Software::Desktop::Gnome

GNOME 3 verzichtet auf Applets

GNOME 3, das in einer ersten Vorschauversion im September erscheinen wird, wird keine Applets mehr unterstützen.

Vincent Untz erklärte während seiner Ankündigung, dass GNOME 3 auf den März 2011 verschoben wurde, wie er und das Veröffentlichungsteam sich die weitere Entwicklung vorstellen. Bis zum September wird es eine Parallelentwicklung von GNOME 2.32 und GNOME 3 geben. Untz schätzt den daraus resultierenden Mehraufwand gering ein. Die Klasse GtkApplication von GTK+ 3 wird auf GTK+ 2 zurückportiert, um Komponenten, die bereits GTK+ 3 nutzen, auch mit GTK+ 2 compilieren zu können.

GNOME 2.32 wird über die geplanten neuen Module hinaus auch gnome-color-manager und rygel mitbringen. Damit wird GNOME erstmals über eine umfassende Farbverwaltung verfügen. Rygel sorgt für Multimedia-Streaming unter Nutzung des DNLA-Protokolls.
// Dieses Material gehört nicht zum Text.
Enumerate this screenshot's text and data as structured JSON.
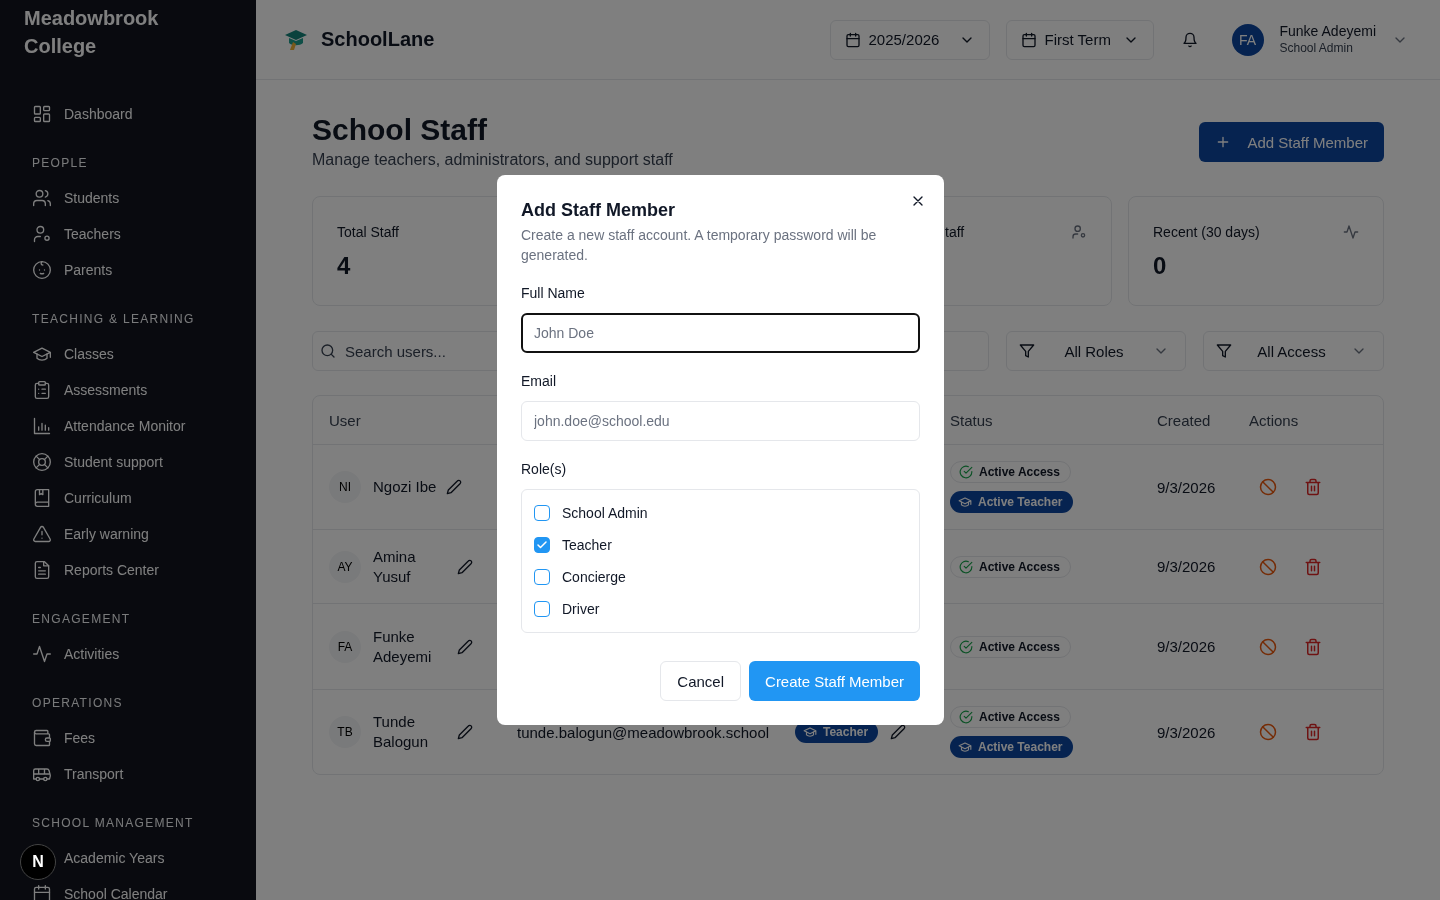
{
  "sidebar": {
    "school_name": "Meadowbrook College",
    "sections": [
      {
        "items": [
          {
            "label": "Dashboard"
          }
        ]
      },
      {
        "title": "PEOPLE",
        "items": [
          {
            "label": "Students"
          },
          {
            "label": "Teachers"
          },
          {
            "label": "Parents"
          }
        ]
      },
      {
        "title": "TEACHING & LEARNING",
        "items": [
          {
            "label": "Classes"
          },
          {
            "label": "Assessments"
          },
          {
            "label": "Attendance Monitor"
          },
          {
            "label": "Student support"
          },
          {
            "label": "Curriculum"
          },
          {
            "label": "Early warning"
          },
          {
            "label": "Reports Center"
          }
        ]
      },
      {
        "title": "ENGAGEMENT",
        "items": [
          {
            "label": "Activities"
          }
        ]
      },
      {
        "title": "OPERATIONS",
        "items": [
          {
            "label": "Fees"
          },
          {
            "label": "Transport"
          }
        ]
      },
      {
        "title": "SCHOOL MANAGEMENT",
        "items": [
          {
            "label": "Academic Years"
          },
          {
            "label": "School Calendar"
          }
        ]
      }
    ]
  },
  "header": {
    "app_name": "SchoolLane",
    "year": "2025/2026",
    "term": "First Term",
    "user": {
      "initials": "FA",
      "name": "Funke Adeyemi",
      "role": "School Admin"
    }
  },
  "page": {
    "title": "School Staff",
    "subtitle": "Manage teachers, administrators, and support staff",
    "add_button": "Add Staff Member",
    "stats": [
      {
        "label": "Total Staff",
        "value": "4",
        "clipped": false
      },
      {
        "label": "taff",
        "clipped": true
      },
      {
        "label": "Recent (30 days)",
        "value": "0",
        "clipped": false
      }
    ],
    "filters": {
      "search_placeholder": "Search users...",
      "role_filter": "All Roles",
      "access_filter": "All Access"
    },
    "table": {
      "columns": [
        {
          "kind": "user",
          "label": "User"
        },
        {
          "kind": "status",
          "label": "Status"
        },
        {
          "kind": "created",
          "label": "Created"
        },
        {
          "kind": "actions",
          "label": "Actions"
        }
      ],
      "rows": [
        {
          "initials": "NI",
          "name": "Ngozi Ibe",
          "status": [
            {
              "kind": "access",
              "label": "Active Access"
            },
            {
              "kind": "teacher",
              "label": "Active Teacher"
            }
          ],
          "created": "9/3/2026"
        },
        {
          "initials": "AY",
          "name": "Amina Yusuf",
          "status": [
            {
              "kind": "access",
              "label": "Active Access"
            }
          ],
          "created": "9/3/2026"
        },
        {
          "initials": "FA",
          "name": "Funke Adeyemi",
          "status": [
            {
              "kind": "access",
              "label": "Active Access"
            }
          ],
          "created": "9/3/2026"
        },
        {
          "initials": "TB",
          "name": "Tunde Balogun",
          "email": "tunde.balogun@meadowbrook.school",
          "roles": [
            "Teacher"
          ],
          "status": [
            {
              "kind": "access",
              "label": "Active Access"
            },
            {
              "kind": "teacher",
              "label": "Active Teacher"
            }
          ],
          "created": "9/3/2026"
        }
      ]
    }
  },
  "dialog": {
    "title": "Add Staff Member",
    "description": "Create a new staff account. A temporary password will be generated.",
    "fields": [
      {
        "kind": "text",
        "label": "Full Name",
        "placeholder": "John Doe",
        "focused": true
      },
      {
        "kind": "text",
        "label": "Email",
        "placeholder": "john.doe@school.edu",
        "focused": false
      },
      {
        "kind": "checklist",
        "label": "Role(s)",
        "options": [
          {
            "label": "School Admin",
            "checked": false
          },
          {
            "label": "Teacher",
            "checked": true
          },
          {
            "label": "Concierge",
            "checked": false
          },
          {
            "label": "Driver",
            "checked": false
          }
        ]
      }
    ],
    "buttons": [
      {
        "kind": "secondary",
        "label": "Cancel"
      },
      {
        "kind": "primary",
        "label": "Create Staff Member"
      }
    ]
  },
  "dev_badge": {
    "letter": "N"
  }
}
GNOME 3 wird vorerst Schluss machen mit Applets, also Programmen, die sich in die Task-Leiste einfügen. Untz begründet das damit, dass die meisten Applets Dinge tun, die in die GNOME-Shell integriert werden. Der Rest leidet nach Ansicht des GNOME-Teams unter der beschränkten Bedienoberfläche, und die geringe Zahl existierender Applets ist für das Team der Beweis, dass Entwickler nicht daran interessiert sind, mit Applets den Desktop zu erweitern. Diverse Applets haben sich schon zu regulären Programmen weiterentwickelt; dies ist eine Möglichkeit, die auch anderen Applets offensteht.

Die GNOME-Entwickler wollen nach der Freigabe von GNOME 3 noch einmal über ein System nachdenken, das als Ersatz für Applets dienen könnte. Vorerst sind sie allerdings weg. Wer unbedingt auf Applets angewiesen ist, kann das GNOME-2-Panel weiter nutzen, da es auch unter GNOME 3 noch verfügbar sein wird.